Cezai sorumlulukCeza Kanunun 121-2. Maddesi , Devlet dışındaki tüzel kişilerin, kendileri adına, organları veya temsilcileri tarafından işlenen suçlardan, kanunun öngördüğü çerçeveler dahilinde cezai olarak sorumlu olduğunu belirtmektedir. Bu ilke 2004 yılına kadar uygulanmıştır. Bu yıl Ceza Kanunu'nda yapılan reform, yasanın öngördüğü çerçevede ifadeyi ortadan kaldırarak tüzel kişilerin cezai sorumluluğunu yaygınlaştırmıştır. Bu nedenle, aşağıdaki koşullar yerine getirilir getirilmez tüm ihlallerden artık sorumludurlar.
Uygulama koşulları:
Tüzel kişi aleyhine başlatılan yargılamalar, yöneticinin şahsi cezasızlığından kaçınır, ancak "tüzel kişilerin sorumluluğu, aynı gerçeklerin yazarlarının veya suç ortaklarının gerçek kişilerin sorumluluğunu ortadan kaldırmaz" (ceza kanunun 121-2 yeni maddesi) .

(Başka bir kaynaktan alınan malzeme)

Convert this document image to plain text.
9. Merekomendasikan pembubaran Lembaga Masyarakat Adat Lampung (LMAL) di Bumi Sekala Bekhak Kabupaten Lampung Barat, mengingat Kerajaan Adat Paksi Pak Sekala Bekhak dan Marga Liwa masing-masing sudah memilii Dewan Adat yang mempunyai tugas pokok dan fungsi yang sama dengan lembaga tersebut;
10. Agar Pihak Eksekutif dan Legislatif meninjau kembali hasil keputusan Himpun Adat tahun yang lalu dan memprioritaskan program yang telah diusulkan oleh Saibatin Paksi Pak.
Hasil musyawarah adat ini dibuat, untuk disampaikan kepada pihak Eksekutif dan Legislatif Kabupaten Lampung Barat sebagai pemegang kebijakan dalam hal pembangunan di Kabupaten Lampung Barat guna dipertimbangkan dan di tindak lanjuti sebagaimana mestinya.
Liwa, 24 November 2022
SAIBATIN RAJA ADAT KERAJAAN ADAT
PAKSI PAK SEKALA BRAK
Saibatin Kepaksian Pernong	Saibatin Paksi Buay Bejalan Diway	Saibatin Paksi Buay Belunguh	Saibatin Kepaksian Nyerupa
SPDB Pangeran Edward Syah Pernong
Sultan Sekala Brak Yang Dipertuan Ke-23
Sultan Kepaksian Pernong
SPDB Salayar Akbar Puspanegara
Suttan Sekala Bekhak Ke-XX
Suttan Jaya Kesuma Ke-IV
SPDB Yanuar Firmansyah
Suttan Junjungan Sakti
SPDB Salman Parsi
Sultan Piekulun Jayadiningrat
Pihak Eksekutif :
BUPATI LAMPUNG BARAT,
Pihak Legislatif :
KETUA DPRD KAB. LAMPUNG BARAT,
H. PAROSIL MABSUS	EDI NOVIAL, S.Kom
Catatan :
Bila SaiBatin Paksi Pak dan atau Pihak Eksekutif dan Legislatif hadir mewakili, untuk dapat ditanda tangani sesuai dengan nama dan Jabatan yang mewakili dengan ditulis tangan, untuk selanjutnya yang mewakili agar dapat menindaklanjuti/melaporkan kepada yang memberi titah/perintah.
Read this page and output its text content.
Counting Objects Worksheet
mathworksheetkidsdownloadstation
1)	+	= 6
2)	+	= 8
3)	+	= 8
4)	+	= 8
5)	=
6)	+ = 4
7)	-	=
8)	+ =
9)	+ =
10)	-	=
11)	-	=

Şirketin temsilcisi aleyhine şahsi sıfatla aynı olgular için dava açıldığında, tüzel kişi tribunal de grande instance'ın başkanı tarafından atanan bir yasal temsilci tarafından temsil edilir; aynı durum "tüzel kişileri temsile yetkili herhangi bir kişinin yokluğunda" da geçerlidir.
Tüzel kişi kovuşturulan tek kişi olduğunda, cezai fiiller sırasında yasal temsilcisi şahsında açılan tüzel kişi aleyhine kamu davası açılır: tüm usul işlemlerinde tüzel kişidir.
Tüzel kişi, bu amaçla bir yetki devri kanuna veya tüzüğüne göre yararlanan tüm kişiler tarafından da temsil edilebilir.
Tüzel kişilik, yargı denetimi altına alınabilir. İnceleme hakimi, ya mağdurun haklarını güvence altına almaya ya da dolandırıcılık eylemlerinin tekrarını kesintiye uğratmaya ya da engellemeye yönelik tedbirler alabilir.
CezalarTüzel kişiliğe, aynı fiilleri işleyecek gerçek bir kişinin alacağından beş kat daha fazla para cezası verilebilir.